The guy making that claim is Silicon Valley entrepreneur Bryan Davis. He said he can make rum that tastes 20 years old in six days.

“That sounds too good to be true,” Tracy said.

“Yeah! Yeah,” Davis said, smiling. “Cool, huh?”

Alexander Burns featured on the CBS This Morning show at his distillery
Alexander Burns tasting rum at the Rational Spirits distillery.

Rational Spirits’ Alexander Burns (left) and Silicon Valley entrepreneur Bryan Davis

When alcohol is put into a barrel, molecules in the barrel’s wood called polymers break down over time. This causes a series of chemical reactions that help give spirits such as rum, whiskey and bourbon complex flavors like smoke, leather and honey.

“The challenge was figuring out how to make those polymers degrade more rapidly. … If we can put a man on the moon, right? We can figure out how to hack a piece of wood. I mean, it can’t be that hard, right?” Davis said, laughing.

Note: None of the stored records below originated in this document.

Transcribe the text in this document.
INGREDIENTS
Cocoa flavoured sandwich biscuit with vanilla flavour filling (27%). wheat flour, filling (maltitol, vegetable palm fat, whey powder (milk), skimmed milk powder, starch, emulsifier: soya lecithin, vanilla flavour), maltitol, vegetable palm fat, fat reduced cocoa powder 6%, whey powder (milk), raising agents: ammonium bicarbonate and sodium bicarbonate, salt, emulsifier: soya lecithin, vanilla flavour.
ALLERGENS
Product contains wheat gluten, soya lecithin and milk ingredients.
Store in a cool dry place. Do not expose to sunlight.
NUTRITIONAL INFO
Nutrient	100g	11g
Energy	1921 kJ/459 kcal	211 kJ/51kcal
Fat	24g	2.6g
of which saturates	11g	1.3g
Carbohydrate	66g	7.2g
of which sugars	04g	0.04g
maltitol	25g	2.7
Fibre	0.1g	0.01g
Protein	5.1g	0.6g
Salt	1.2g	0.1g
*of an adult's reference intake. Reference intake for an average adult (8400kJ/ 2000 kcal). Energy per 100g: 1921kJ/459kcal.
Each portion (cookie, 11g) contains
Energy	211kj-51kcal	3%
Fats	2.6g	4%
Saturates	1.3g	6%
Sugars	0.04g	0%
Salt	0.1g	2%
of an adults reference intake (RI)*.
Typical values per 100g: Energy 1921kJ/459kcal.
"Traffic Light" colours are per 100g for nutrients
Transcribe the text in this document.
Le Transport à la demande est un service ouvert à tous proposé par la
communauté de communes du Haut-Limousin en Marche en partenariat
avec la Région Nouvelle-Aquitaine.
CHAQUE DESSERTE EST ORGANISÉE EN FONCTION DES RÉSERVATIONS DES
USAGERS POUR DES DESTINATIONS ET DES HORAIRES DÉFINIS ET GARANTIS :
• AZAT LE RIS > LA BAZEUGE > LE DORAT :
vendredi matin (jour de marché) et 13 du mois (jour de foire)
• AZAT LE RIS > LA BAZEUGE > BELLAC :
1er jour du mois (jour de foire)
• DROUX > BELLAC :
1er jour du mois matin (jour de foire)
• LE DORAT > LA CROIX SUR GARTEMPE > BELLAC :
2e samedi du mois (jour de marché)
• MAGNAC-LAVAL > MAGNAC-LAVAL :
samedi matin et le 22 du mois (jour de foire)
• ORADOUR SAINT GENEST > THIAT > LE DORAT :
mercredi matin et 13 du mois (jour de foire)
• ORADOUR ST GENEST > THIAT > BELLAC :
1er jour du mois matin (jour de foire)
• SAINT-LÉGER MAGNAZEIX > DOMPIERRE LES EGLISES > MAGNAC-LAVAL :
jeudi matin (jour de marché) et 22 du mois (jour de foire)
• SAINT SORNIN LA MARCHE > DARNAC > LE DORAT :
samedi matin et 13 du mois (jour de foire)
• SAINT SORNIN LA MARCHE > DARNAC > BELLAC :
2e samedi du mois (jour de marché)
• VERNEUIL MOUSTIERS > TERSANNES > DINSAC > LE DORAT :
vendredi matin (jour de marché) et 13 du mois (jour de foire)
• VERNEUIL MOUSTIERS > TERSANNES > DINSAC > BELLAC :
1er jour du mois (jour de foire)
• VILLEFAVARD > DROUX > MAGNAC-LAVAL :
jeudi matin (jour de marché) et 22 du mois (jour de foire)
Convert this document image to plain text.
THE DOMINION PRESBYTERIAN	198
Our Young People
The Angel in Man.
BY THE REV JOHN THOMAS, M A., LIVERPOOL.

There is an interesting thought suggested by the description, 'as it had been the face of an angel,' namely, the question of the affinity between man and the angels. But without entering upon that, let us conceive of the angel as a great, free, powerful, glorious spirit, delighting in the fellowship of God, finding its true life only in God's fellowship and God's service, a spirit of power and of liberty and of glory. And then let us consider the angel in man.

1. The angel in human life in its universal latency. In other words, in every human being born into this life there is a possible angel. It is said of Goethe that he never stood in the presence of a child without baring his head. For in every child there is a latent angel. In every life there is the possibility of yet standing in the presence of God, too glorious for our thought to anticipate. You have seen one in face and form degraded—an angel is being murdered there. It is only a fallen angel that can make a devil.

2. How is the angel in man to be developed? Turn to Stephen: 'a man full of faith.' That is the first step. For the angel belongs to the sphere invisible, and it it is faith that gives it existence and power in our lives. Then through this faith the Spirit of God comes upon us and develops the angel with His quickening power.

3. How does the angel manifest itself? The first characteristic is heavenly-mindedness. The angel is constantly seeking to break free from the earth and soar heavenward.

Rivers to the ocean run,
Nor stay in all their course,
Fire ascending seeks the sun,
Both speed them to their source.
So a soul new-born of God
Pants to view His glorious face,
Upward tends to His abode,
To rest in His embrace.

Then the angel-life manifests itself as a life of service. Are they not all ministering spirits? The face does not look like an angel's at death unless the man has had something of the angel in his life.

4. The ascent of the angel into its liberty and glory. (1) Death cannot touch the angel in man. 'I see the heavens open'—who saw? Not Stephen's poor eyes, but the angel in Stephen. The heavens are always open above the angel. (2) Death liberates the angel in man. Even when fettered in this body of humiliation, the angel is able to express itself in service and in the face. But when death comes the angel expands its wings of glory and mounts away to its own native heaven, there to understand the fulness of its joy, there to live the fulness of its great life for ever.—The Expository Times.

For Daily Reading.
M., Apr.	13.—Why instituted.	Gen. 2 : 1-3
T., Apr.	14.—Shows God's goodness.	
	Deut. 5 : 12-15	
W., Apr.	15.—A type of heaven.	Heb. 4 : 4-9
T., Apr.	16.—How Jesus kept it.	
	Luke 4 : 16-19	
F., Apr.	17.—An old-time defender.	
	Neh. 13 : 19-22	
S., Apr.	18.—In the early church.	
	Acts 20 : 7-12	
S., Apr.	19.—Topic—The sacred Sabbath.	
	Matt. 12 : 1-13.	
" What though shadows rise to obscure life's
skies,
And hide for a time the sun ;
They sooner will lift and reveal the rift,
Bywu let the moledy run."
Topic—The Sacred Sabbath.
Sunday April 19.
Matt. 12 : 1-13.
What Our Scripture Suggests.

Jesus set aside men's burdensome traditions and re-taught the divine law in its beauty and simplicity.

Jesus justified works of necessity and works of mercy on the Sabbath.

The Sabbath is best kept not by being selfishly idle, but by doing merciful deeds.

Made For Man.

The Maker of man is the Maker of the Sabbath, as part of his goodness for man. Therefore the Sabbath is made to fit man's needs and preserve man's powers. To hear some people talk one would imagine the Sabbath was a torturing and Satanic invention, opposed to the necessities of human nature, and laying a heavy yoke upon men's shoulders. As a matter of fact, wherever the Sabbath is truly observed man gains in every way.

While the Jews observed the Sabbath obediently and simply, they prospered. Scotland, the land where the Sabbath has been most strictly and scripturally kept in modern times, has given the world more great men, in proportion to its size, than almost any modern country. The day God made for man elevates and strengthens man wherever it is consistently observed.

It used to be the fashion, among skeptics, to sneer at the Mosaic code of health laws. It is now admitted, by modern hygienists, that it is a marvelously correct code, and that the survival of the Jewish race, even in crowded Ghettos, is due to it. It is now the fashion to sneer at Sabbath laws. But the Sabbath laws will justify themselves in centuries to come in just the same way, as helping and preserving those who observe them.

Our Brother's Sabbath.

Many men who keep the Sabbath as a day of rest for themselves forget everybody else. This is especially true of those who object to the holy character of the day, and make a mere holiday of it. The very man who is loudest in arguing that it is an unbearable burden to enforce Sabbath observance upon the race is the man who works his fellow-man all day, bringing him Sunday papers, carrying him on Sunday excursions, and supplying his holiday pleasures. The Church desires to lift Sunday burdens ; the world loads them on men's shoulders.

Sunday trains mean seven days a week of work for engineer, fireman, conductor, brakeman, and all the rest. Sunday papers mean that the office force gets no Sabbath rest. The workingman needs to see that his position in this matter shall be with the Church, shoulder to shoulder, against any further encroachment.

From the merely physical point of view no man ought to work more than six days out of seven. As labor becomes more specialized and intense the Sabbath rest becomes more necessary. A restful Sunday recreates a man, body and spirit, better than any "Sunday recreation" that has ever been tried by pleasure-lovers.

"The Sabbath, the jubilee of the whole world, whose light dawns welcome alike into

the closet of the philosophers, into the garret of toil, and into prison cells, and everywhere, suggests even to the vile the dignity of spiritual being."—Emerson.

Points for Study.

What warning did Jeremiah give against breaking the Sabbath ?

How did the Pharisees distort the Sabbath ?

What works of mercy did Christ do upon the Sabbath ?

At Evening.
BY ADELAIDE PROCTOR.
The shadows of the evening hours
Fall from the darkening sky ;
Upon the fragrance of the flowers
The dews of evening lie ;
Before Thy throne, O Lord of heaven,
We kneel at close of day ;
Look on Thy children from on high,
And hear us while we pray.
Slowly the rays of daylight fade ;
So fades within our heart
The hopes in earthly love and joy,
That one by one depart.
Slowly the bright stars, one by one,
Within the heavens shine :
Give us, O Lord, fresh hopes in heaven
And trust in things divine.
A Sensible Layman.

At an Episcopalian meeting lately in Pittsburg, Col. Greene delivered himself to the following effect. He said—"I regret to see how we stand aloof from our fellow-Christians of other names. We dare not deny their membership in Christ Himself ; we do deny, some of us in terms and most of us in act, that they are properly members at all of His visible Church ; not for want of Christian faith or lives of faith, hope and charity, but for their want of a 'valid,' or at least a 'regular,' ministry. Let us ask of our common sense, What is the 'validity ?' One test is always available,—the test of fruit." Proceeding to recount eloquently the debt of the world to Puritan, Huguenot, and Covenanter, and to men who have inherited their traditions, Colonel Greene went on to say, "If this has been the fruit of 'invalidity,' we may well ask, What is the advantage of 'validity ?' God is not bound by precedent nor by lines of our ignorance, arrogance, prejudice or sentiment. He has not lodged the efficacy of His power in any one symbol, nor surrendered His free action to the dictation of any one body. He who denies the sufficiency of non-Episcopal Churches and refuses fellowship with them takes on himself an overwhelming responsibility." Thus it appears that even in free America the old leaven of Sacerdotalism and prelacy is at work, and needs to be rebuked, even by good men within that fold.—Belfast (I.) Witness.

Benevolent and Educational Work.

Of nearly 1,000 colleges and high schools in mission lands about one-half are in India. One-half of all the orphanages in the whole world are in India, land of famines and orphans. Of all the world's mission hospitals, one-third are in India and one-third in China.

The answer was enlightening. Davis built this reactor where wood chips soaking in rum are blasted with high intensity light, doing in six days what would take years in a barrel — and without any artificial ingredients. The end product matches the chemical composition of a decades-old spirit.

“Is this kind of Frankenstein booze?” Tracy asked.

“Absolutely! Yeah,” Davis said.

“You don’t mind the phrase?” Tracy asked.

“No! I embrace that one,” Davis responded, laughing.

And it’s not just rum. Davis is also using his invention to improve rye whiskey, a spirit so popular with modern mixologists that there’s now a serious shortage. Bottles of aged rye routinely cost well over $1,000.

“So the idea is that everybody can get a better bottle of a booze at a better price tag,” Davis said. “For the booze aging business, this technology’s a tectonic shift. Everything just changed under their feet. They may not realize it yet, but it just did.”

Traditionally, only large corporations could afford the millions of dollars it costs to age booze in barrels. Now, three smaller distilleries are using Davis’ reactors to get similar results, and he said 75 more want to do the same.

When Rational Spirits became his first client it named its rum Santeria. It attracted leaders of the Santeria religion, which uses rum in its rituals. This trio of high priests recently blessed the operation.

But it’s also become popular with rum aficionados like chef Paul Yellin, who plans to offer Santeria at his about-to-open rum bar in Charleston. It’s the only rum less than three years old he will allow on his shelves.

“Rums are very much like human beings. Age and maturity are two different things,” Yellin said.

He said even if Santeria doesn’t quite taste 20 years old, it is certainly wise beyond its years.

“Immediately very good,” Yellin said after a taste test. “I find this very similar to about an eight-year-old rum.”

In a business where waiting is the hardest part, that’s a shortcut worth drinking to.